Girlhood is a French film about a group of friends who get up to no good and in the end become women, so there isn’t really anything particularly new about it as far as that goes. Where it is different is in the fact that these girls are black and from the rougher part of Paris. Girlhood then is a film about growing up but it is not the kind of film that fits into the white middle class fantasy that most films prefer to stay in. But here there lies a slight problem with the film.
First, perfunctorily, the plot synopsis. Marieme (Karidja Touré) is a 16 year old African-French woman living in an economically deprived suburb of Paris. Her mother works nights and is rarely around and her abusive brother makes the rules at home. Falling out of school, she falls in with a gang lead by Lady (Assa Sylla), and becomes a member of the gang. These friendships help Marieme become more self-confident but does not necessarily lead to happiness.
Girlhood is anchored by some fantastic and realistic performances, which often feel more real than the situations themselves. They give angry and committed performances that heighten most of the sillier scenes and which carry off both the emotional and the physical moments. There are a couple of fight scenes that are has convincing as anything similar in any more masculine film.
Girlhood offers many things probably not seen before. Films of the urban poor are often exclusively male so the film does feel unique for its female focus. It begins with an interesting sequence, in which a group of girls playing American football, Marieme included, with all the strength and grit that that would take. We then cut to the same group, shed of the bulky sports gear, walking home. As they split up into ever smaller groups and walk in amongst crowds of males, they become quieter and quieter, their heads kept lower and lower. It is a powerful sequence, in that it shows the subtle ways that paternalism has remained in society. Nothing in particular happens to anyone, but it is telling that the scene is nonetheless tense.
For all the things that are praiseworthy about Girlhood – its performances, its insight into a side of our society that hasn’t been seen in such detail before, its mostly fluid plotting – there are some things had don’t ring quite so true. The film is directed by Céline Sciamma, a white middle class woman, and, for all her very obvious skill, panache and understanding, there is an element of distance about her camera. Some critics have gone as far as saying that she is fetishizing her characters and, indeed, her performers. I wouldn’t go as far as that, but there is a distance that is maintained throughout.
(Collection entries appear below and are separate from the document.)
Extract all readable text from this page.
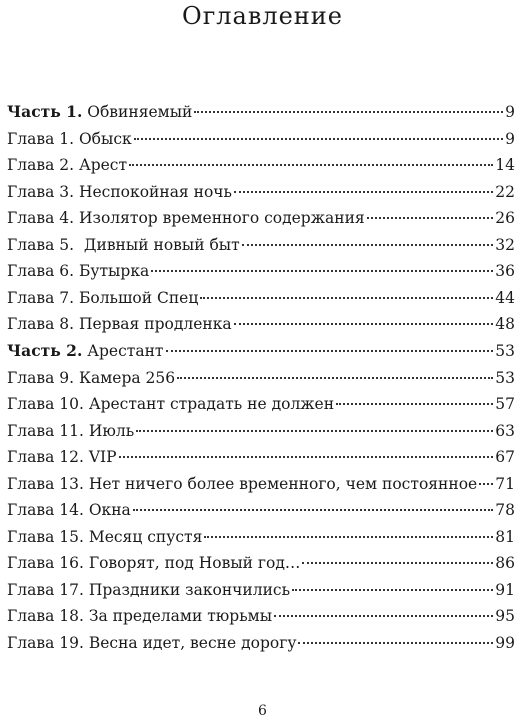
Оглавление
Часть 1. Обвиняемый	9
Глава 1. Обыск	9
Глава 2. Арест	14
Глава 3. Неспокойная ночь	22
Глава 4. Изолятор временного содержания	26
Глава 5.  Дивный новый быт	32
Глава 6. Бутырка	36
Глава 7. Большой Спец	44
Глава 8. Первая продленка	48
Часть 2. Арестант	53
Глава 9. Камера 256	53
Глава 10. Арестант страдать не должен	57
Глава 11. Июль	63
Глава 12. VIP	67
Глава 13. Нет ничего более временного, чем постоянное 71
Глава 14. Окна	78
Глава 15. Месяц спустя	81
Глава 16. Говорят, под Новый год…	86
Глава 17. Праздники закончились	91
Глава 18. За пределами тюрьмы	95
Глава 19. Весна идет, весне дорогу	99
6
More problematic for me, however, is the film’s insistence on casting the film in a near fairy tale light. Girlhood is realistic and grim, but Sciamma seems to wants us to consider the film more as a work of symbolism. So we do get an insight into Marieme’s life and the cultural and socio-economic reasons for her indifference and dissatisfaction with the world outside her friends, but they are very shallow. Her teacher, castigating her off screen in one scene, is written off practically as a villain. The film’s refusal to judge does not stretch beyond the four members of Lady’s gang, which feels only like a denial of reality. More irritatingly, Sciamma prefers to see Marieme’s very real decline as some kind of positive, self-actualizing, even feminist experience. After every new low (her decision to start carrying a knife, her bullying, her petty crime, her abandonment of her home including her sister), the film cuts to a blank screen for a long stretch, scored with near triumphant, hopeful, transcendent music. By the end, Marieme has lost everything and Sciamma prefers to see this as character building, rather than what it is and what it would be in real life. By the end, Sciamma’s film seems to celebrate Marieme’s tough life for its fairy tale and feminist associations, in the process denying its very real difficulties. It seems, then, that it is not Marieme’s blackness that Sciamma is fetishizing, but her poverty.
There are a lot of films about the urban poor and the difficulties of their existence due to a range of factors from uncaring bureaucracy to unemployment to drugs to crime. Girlhood is worthy of celebration of approaching the subject from an angle too long ignored. It has a fantastic cast of young and honest actors. But what Girlhood depicts is real, not symbolic, and it is hard not to feel that a disservice has been done.